How do you explain to a boss that no, you don’t have a fever, and yes, you are probably functional enough to work from home, but you can’t come into work today because you have to deal with the side effects of your condition? I do not like to be around people if I just can’t get my blood sugar down. It’s a very vulnerable place to be. I feel like crap and I am scared because I can’t figure out what’s going on. Also, I like the people I work with, but not enough to let them into that particular corner of my life. If nothing else, it would totally undermine their view of me as a competent co-worker.

Or how do you handle the looks you get if you park in a handicapped parking space, but you don’t look handicapped? The world has a lot of righteous judgment for people they’ve never met.
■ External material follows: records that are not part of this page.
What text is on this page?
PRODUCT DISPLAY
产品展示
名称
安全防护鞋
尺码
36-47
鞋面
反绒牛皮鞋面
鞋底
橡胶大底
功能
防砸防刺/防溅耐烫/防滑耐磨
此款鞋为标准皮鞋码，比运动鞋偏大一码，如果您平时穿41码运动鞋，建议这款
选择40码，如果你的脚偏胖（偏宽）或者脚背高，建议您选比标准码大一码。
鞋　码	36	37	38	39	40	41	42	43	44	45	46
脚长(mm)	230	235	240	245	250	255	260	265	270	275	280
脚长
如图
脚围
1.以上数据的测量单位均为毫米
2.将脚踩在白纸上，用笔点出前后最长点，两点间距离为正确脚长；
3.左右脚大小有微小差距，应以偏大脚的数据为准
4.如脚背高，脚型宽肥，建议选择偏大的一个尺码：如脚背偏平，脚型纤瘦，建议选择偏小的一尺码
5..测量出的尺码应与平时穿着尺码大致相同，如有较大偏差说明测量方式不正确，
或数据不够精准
Then there are the times, especially if you are seeing a provider who doesn’t know you well, when you feel like you have to justify the reason for your visit. I remember going to see my GP—who does know me well—for a sore throat that had lasted upwards of three weeks before I went to see him. I’d been checking my temperature and it didn’t seem like I had much of one, especially since I tend to run about a point lower than average, so 98.6 is actually high, more like 99.6. When he checked my throat, I told him I wished I’d come earlier in the day because it didn’t hurt in the afternoons as much as it did in the mornings, and I assumed the inflammation would be more visible. He told me I didn’t have to justify myself, that he  believed that I had what I said I did. I think I almost cried, which is not something I do publicly. Ever.

I have always coped by leading with my chin—thick skin, don’t care what others think, defensiveness as an end in itself. This is not a position I would recommend. It can be very isolating. To give you an idea, the people who are closest to me aren’t there because I invited them in; they are there because they thought I was worth the effort of pushing past that rough exterior. They have stuck with me through a lot, and I will never be able to express how grateful I am for their friendship.
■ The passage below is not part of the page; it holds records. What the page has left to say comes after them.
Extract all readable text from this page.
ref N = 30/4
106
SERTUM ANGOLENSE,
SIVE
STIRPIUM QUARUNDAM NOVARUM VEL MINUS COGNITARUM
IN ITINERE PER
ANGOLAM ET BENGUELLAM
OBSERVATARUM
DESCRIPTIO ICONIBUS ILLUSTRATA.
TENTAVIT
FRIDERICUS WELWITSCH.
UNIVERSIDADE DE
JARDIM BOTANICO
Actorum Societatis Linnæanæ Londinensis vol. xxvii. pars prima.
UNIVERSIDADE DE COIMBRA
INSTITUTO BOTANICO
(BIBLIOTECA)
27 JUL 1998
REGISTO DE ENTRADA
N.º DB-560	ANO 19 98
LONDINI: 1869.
I think... I think that the healthiest way to cope is to accept that everyone has their own version of normal. You can share as much or as little as you are comfortable with. But without your health, you have nothing. Don’t push yourself so hard that it affects your condition. Accept help from the people who love you. Teach them how. They are your safety net. And know that there are going to be days when you have to put yourself first. This is not something to be ashamed of, it just is.
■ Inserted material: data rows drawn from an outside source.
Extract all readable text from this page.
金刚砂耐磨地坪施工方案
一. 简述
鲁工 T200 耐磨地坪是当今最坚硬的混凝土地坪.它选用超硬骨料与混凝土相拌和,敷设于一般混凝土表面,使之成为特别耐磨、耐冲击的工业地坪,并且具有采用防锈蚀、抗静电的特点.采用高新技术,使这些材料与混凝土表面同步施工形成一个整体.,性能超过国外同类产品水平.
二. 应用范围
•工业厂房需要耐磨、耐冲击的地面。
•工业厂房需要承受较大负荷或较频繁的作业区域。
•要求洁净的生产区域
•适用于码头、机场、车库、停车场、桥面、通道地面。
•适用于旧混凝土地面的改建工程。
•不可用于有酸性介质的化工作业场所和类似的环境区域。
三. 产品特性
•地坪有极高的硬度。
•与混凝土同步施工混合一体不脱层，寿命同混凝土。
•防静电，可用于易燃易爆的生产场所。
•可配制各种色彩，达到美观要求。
How did Henry David Thoreau put it? “I went to the woods because I wished to live deliberately, to front only the essential facts of life, and see if I could not learn what it had to teach, and not, when I came to die, discover that I had not lived. I did not wish to live what was not life, living is so dear; nor did I wish to practise resignation, unless it was quite necessary. I wanted to live deep and suck out all the marrow of life, to live so sturdily and Spartan-like as to put to rout all that was not life, to cut a broad swath and shave close, to drive life into a corner, and reduce it to its lowest terms...”[1]

 It’s hard to hear, but our lives are limited. Do what you need to do to get as much as you can out of what you have.